Transfer performance of USB sideloading varies greatly, depending on the USB version supported, and further still by the actual engineering implementation of the USB controller. USB is available in Low-Speed (1.2 Mbit/s, 150 KB/s), Full-Speed (12 Mbit/s, 1.5 MB/s), and Hi-Speed levels, with High-Speed USB transferring up to 480 Mbit/s (60 MB/s). However, the majority of mobile phones as of the time of writing of this article are Full-Speed USB. Of the mobile products supporting USB 2.0 Hi-Speed, the actual sideloading performance usually ranges from 1 to 5 MB/s. However, the popular BlackBerry mobile phones by RIM and the iPods by Apple distance themselves at higher performing speeds of roughly 15.7 MB/s and 9.6 MB/s, respectively.

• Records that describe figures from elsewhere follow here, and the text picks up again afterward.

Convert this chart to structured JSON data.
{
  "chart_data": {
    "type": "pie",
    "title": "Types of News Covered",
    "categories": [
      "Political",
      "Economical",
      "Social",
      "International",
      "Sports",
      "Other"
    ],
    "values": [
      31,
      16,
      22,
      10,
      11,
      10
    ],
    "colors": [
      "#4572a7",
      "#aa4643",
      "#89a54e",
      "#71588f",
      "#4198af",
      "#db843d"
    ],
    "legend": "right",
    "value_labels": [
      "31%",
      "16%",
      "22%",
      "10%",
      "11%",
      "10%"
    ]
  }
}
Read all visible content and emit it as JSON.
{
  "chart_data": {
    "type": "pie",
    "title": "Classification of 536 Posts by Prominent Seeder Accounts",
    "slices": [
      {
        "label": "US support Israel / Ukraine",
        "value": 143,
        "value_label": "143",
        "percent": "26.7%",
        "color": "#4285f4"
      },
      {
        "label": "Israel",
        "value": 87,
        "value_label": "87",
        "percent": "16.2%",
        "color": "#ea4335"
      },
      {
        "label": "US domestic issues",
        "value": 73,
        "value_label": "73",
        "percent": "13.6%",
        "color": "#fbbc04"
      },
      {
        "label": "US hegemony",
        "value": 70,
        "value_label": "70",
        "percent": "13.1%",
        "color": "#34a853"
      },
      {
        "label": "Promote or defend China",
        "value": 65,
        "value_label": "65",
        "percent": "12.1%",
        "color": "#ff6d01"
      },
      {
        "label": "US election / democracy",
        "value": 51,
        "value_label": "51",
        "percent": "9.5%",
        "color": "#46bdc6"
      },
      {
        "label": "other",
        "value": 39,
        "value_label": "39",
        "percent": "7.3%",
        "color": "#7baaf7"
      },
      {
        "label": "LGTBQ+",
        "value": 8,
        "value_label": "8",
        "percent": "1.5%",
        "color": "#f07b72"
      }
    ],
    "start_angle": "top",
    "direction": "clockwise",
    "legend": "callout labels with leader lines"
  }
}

===Bluetooth sideloading===
Bluetooth’s OBEX/OPP profiles allow for file transfer between a PC and a mobile device. Using this option is slightly more complicated than using a USB connection as the two devices have to be paired first. Also, unlike the familiar drag and drop that is usually available via USB, Bluetooth implementation is specific to the Bluetooth transceiver and drivers being used. Files that are sideloaded to mobile devices via Bluetooth are often received as messages, in the same way that SMS texts would be received. While these files can be saved to any storage medium, their initial location is the handset’s internal memory. As such the limitations of the internal memory have to be taken into account before beginning the sideload.

===Memory card sideloading===
Sideloading via a memory card or USB stick requires that the user be able to write to it. Audio and video files can be written directly to the memory card and then inserted into the mobile device. This is potentially the quickest way of sideloading several files at once, as long as the user knows where to put the media files.

=== Wi-Fi sideloading ===
Sideloading could also be achieved over Wi-Fi, as long as both the PC and the mobile device are connected to the same network. This method is used by AltStore on iOS to sideload and refresh apps.